Generally parallels losses of sodium. All causes of decrease
sodium are causes of decrease chloride
What is the most common cause when chloride loss exceeds sodium loss?
Hypochloremic metabolic alkalosis- usually through gastric
secretions not resorbed by the small intestine: monogastric-
severe vomiting and ruminants- abomasal disorder, high Gi
obstructions
• Also sweating in horses.
What is selective chloride loss?
When chloride loss exceeds sodium loss. (sever vomiting inruminaints. Leading to hypocholoremic metabolic alkalosis
What is the equation for calculated corrected chloride?
Cl- corrected = Cl measured x Na (mean normal)/ Na (measured)
o If corrected Cl is still below the reference interval, a selective loss of chloride is suspected.
• Normally hydrogen and chloride are secreted into the stomach and sodium and bicarb are put into the plasma. Sodium and bicarb reunite w/ Chloride and hydrogen in the duodenum (not the case w/ a duodenum obstruction so it can lead to a hypochloremic metabolic alkalsosis net gain of bicarb as pH increases. Net loss of chloride
what is paradoxical aciduria w/ selective chloride loss?

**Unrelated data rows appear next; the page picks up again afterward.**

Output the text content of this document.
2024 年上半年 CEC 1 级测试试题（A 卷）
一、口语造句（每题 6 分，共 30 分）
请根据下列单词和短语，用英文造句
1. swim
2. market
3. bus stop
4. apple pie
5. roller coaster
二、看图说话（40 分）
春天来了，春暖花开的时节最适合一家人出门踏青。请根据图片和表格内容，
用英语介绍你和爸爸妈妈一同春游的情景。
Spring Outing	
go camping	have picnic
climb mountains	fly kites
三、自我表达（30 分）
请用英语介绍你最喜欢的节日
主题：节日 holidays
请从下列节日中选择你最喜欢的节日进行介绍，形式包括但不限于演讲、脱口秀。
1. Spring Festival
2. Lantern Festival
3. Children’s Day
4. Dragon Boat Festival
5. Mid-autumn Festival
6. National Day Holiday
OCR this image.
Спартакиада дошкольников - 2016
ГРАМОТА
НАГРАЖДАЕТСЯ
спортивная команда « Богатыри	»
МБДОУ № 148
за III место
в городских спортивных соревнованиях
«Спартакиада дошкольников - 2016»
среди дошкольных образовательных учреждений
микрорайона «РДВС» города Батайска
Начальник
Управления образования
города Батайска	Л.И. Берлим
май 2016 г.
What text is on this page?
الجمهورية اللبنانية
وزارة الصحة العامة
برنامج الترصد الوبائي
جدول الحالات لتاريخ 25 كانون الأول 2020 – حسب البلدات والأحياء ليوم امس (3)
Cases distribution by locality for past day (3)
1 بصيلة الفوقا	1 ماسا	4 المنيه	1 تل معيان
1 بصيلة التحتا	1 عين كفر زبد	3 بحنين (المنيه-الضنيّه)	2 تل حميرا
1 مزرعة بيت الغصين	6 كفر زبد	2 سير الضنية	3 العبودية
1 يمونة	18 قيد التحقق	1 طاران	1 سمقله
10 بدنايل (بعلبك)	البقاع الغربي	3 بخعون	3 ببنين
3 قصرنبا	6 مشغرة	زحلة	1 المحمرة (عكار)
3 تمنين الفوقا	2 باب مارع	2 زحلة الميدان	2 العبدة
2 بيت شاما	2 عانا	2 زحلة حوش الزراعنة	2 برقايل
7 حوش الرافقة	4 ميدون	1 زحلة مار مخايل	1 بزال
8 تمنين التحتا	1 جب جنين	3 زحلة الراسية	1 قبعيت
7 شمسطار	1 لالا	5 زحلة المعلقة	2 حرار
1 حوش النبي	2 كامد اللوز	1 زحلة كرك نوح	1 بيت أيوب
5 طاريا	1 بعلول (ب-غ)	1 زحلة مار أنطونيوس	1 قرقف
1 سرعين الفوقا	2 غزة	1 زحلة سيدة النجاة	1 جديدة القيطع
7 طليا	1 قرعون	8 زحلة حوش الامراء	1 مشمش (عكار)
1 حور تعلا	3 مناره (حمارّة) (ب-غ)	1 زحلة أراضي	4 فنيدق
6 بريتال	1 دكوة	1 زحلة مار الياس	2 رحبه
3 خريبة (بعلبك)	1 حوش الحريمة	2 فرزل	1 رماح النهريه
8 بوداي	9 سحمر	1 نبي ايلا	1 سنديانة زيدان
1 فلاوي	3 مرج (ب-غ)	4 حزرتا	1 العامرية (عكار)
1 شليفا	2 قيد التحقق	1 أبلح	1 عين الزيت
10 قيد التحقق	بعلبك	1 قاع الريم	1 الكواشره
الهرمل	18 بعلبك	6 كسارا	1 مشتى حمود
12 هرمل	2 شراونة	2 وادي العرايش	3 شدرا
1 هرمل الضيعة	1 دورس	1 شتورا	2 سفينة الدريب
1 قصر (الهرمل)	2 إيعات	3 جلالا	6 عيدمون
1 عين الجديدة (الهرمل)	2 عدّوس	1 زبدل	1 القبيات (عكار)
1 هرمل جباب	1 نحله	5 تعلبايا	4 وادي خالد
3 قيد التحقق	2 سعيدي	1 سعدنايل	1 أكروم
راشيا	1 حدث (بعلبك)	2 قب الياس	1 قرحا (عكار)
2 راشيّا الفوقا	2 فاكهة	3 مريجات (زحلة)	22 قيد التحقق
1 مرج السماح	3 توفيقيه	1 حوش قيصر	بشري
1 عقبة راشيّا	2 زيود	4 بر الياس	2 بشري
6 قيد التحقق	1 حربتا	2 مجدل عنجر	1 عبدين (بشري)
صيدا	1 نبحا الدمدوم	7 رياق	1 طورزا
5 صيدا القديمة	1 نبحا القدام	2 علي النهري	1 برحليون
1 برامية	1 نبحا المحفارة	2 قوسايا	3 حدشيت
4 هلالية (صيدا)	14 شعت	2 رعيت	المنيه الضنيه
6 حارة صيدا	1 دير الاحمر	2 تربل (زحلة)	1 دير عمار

Volume depletion, chloride depletion. (kidney resorbed sodium to
correct dehydration b/c of the vomiting occurring and resorbs bicarb instead of chloride (electroneutrality) resulting in an exacerbated alkalosis (more bicarb). But to keep electrical neutral- the bicarb is absorbed rather than the chloride. So becomes even more alkalemic and aciduric.